Una nuova imbarcazione entra in servizio per intercettare plastiche e rifiuti galleggianti prima che si disperdano nelle acque della laguna di Venezia. Il mezzo, realizzato da Veritas e varato nel cantiere della società di Sacca San Biagio, è stato progettato appositamente per raccogliere i materiali presenti sulla superficie dell’acqua e consentirne la successiva misurazione e il recupero.
L’iniziativa rientra nel progetto Misure Sperimentali per la raccolta dei rifiuti galleggianti nella laguna di Venezia.
Dopo la gara europea, nell’agosto 2025 è stata avviata la costruzione in alluminio riciclato e dotata di motorizzazione termica a ridotto impatto ambientale, la barca è stata concepita per operare con precisione durante le fasi di raccolta.

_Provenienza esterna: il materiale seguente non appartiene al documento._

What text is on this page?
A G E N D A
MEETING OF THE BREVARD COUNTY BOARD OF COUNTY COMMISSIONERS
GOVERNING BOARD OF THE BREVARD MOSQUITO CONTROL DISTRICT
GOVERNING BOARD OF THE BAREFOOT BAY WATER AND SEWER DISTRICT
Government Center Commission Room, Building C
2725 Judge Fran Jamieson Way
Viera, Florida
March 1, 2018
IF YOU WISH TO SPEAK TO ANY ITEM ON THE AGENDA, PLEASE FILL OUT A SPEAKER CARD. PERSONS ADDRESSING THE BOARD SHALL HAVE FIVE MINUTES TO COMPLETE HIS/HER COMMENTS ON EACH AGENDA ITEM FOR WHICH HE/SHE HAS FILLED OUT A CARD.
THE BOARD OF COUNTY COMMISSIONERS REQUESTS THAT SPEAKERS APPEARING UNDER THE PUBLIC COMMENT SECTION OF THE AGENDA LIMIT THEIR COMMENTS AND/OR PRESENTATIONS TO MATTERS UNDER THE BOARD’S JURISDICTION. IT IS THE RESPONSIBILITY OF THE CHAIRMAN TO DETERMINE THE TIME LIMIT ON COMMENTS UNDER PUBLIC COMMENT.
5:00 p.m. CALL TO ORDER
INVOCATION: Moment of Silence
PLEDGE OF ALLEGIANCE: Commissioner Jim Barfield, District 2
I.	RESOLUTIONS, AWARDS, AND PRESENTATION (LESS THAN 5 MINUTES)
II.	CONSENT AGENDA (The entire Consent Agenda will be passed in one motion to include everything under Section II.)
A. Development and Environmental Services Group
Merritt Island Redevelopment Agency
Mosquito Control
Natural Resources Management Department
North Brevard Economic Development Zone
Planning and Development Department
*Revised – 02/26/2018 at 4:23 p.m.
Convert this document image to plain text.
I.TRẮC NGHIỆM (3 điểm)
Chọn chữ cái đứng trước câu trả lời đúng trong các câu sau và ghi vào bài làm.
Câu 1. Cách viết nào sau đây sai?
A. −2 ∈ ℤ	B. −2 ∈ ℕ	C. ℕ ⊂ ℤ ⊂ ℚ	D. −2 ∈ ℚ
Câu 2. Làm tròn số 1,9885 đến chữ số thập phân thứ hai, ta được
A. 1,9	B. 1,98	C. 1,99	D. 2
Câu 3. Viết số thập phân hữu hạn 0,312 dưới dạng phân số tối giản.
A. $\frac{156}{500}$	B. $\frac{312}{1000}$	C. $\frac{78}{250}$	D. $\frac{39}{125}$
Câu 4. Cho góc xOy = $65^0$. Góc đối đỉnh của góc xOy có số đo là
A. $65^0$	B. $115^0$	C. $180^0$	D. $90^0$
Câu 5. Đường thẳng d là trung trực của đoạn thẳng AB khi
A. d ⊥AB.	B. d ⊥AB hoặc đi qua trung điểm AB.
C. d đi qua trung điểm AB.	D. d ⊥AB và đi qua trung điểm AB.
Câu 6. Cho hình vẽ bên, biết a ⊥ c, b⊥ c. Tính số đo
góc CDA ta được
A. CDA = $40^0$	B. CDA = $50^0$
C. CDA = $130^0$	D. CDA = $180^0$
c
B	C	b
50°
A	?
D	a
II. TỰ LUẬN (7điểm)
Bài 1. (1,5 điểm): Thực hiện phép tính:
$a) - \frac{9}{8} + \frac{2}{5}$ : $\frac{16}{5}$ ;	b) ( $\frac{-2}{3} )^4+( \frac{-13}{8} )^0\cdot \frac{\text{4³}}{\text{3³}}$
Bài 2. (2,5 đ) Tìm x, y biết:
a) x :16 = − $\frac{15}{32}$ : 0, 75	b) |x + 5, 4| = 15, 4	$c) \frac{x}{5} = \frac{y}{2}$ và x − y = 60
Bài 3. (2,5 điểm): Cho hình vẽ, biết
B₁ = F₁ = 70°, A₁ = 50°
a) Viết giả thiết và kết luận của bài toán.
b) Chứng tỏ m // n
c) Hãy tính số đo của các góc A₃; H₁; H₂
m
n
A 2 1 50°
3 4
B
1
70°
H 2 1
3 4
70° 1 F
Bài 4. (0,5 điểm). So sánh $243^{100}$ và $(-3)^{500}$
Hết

Un’elica di manovra prodiera ne migliora inoltre la governabilità e facilita gli spostamenti.
Cuore del sistema è il nastro trasportatore installato a prua e regolabile in tre posizioni.

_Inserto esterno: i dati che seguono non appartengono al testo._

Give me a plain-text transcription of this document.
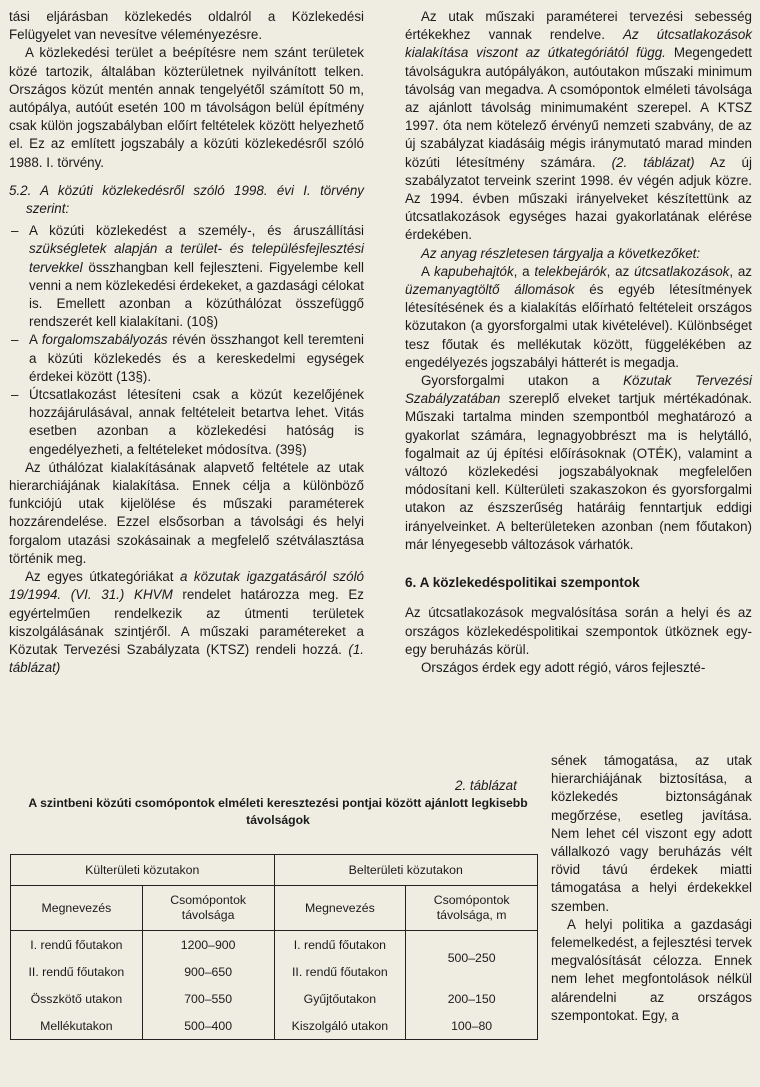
tási eljárásban közlekedés oldalról a Közlekedési Felügyelet van nevesítve véleményezésre.

A közlekedési terület a beépítésre nem szánt területek közé tartozik, általában közterületnek nyilvánított telken. Országos közút mentén annak tengelyétől számított 50 m, autópálya, autóút esetén 100 m távolságon belül építmény csak külön jogszabályban előírt feltételek között helyezhető el. Ez az említett jogszabály a közúti közlekedésről szóló 1988. I. törvény.

5.2. A közúti közlekedésről szóló 1998. évi I. törvény szerint:

– A közúti közlekedést a személy-, és áruszállítási szükségletek alapján a terület- és településfejlesztési tervekkel összhangban kell fejleszteni. Figyelembe kell venni a nem közlekedési érdekeket, a gazdasági célokat is. Emellett azonban a közúthálózat összefüggő rendszerét kell kialakítani. (10§)
– A forgalomszabályozás révén összhangot kell teremteni a közúti közlekedés és a kereskedelmi egységek érdekei között (13§).
– Útcsatlakozást létesíteni csak a közút kezelőjének hozzájárulásával, annak feltételeit betartva lehet. Vitás esetben azonban a közlekedési hatóság is engedélyezheti, a feltételeket módosítva. (39§)

Az úthálózat kialakításának alapvető feltétele az utak hierarchiájának kialakítása. Ennek célja a különböző funkciójú utak kijelölése és műszaki paraméterek hozzárendelése. Ezzel elsősorban a távolsági és helyi forgalom utazási szokásainak a megfelelő szétválasztása történik meg.

Az egyes útkategóriákat a közutak igazgatásáról szóló 19/1994. (VI. 31.) KHVM rendelet határozza meg. Ez egyértelműen rendelkezik az útmenti területek kiszolgálásának szintjéről. A műszaki paramétereket a Közutak Tervezési Szabályzata (KTSZ) rendeli hozzá. (1. táblázat)

Az utak műszaki paraméterei tervezési sebesség értékekhez vannak rendelve. Az útcsatlakozások kialakítása viszont az útkategóriától függ. Megengedett távolságukra autópályákon, autóutakon műszaki minimum távolság van megadva. A csomópontok elméleti távolsága az ajánlott távolság minimumaként szerepel. A KTSZ 1997. óta nem kötelező érvényű nemzeti szabvány, de az új szabályzat kiadásáig mégis iránymutató marad minden közúti létesítmény számára. (2. táblázat) Az új szabályzatot terveink szerint 1998. év végén adjuk közre. Az 1994. évben műszaki irányelveket készítettünk az útcsatlakozások egységes hazai gyakorlatának elérése érdekében.

Az anyag részletesen tárgyalja a következőket:

A kapubehajtók, a telekbejárók, az útcsatlakozások, az üzemanyagtöltő állomások és egyéb létesítmények létesítésének és a kialakítás előírható feltételeit országos közutakon (a gyorsforgalmi utak kivételével). Különbséget tesz főutak és mellékutak között, függelékében az engedélyezés jogszabályi hátterét is megadja.

Gyorsforgalmi utakon a Közutak Tervezési Szabályzatában szereplő elveket tartjuk mértékadónak. Műszaki tartalma minden szempontból meghatározó a gyakorlat számára, legnagyobbrészt ma is helytálló, fogalmait az új építési előírásoknak (OTÉK), valamint a változó közlekedési jogszabályoknak megfelelően módosítani kell. Külterületi szakaszokon és gyorsforgalmi utakon az észszerűség határáig fenntartjuk eddigi irányelveinket. A belterületeken azonban (nem főutakon) már lényegesebb változások várhatók.

6. A közlekedéspolitikai szempontok

Az útcsatlakozások megvalósítása során a helyi és az országos közlekedéspolitikai szempontok ütköznek egy-egy beruházás körül.

Országos érdek egy adott régió, város fejleszté-

sének támogatása, az utak hierarchiájának biztosítása, a közlekedés biztonságának megőrzése, esetleg javítása. Nem lehet cél viszont egy adott vállalkozó vagy beruházás vélt rövid távú érdekek miatti támogatása a helyi érdekekkel szemben.

A helyi politika a gazdasági felemelkedést, a fejlesztési tervek megvalósítását célozza. Ennek nem lehet megfontolások nélkül alárendelni az országos szempontokat. Egy, a

2. táblázat
A szintbeni közúti csomópontok elméleti keresztezési pontjai között ajánlott legkisebb távolságok
Külterületi közutakon		Belterületi közutakon	
Megnevezés	Csomópontok távolsága	Megnevezés	Csomópontok távolsága, m
I. rendű főutakon	1200–900	I. rendű főutakon	500–250
II. rendű főutakon	900–650	II. rendű főutakon	
Összkötő utakon	700–550	Gyűjtőutakon	200–150
Mellékutakon	500–400	Kiszolgáló utakon	100–80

I materiali raccolti vengono convogliati direttamente al suo interno e potranno essere trasferiti all’eco-distretto Veritas che in questa maniera potrà acquisire dati sulla quantità dei rifiuti intercettati, uno degli obiettivi centrali della sperimentazione.
L’imbarcazione opererà nelle aree individuate attraverso la tracciatura GPS dei percorsi seguiti dalle plastiche e dagli altri materiali galleggianti, concentrando gli interventi nei punti maggiormente interessati dal fenomeno.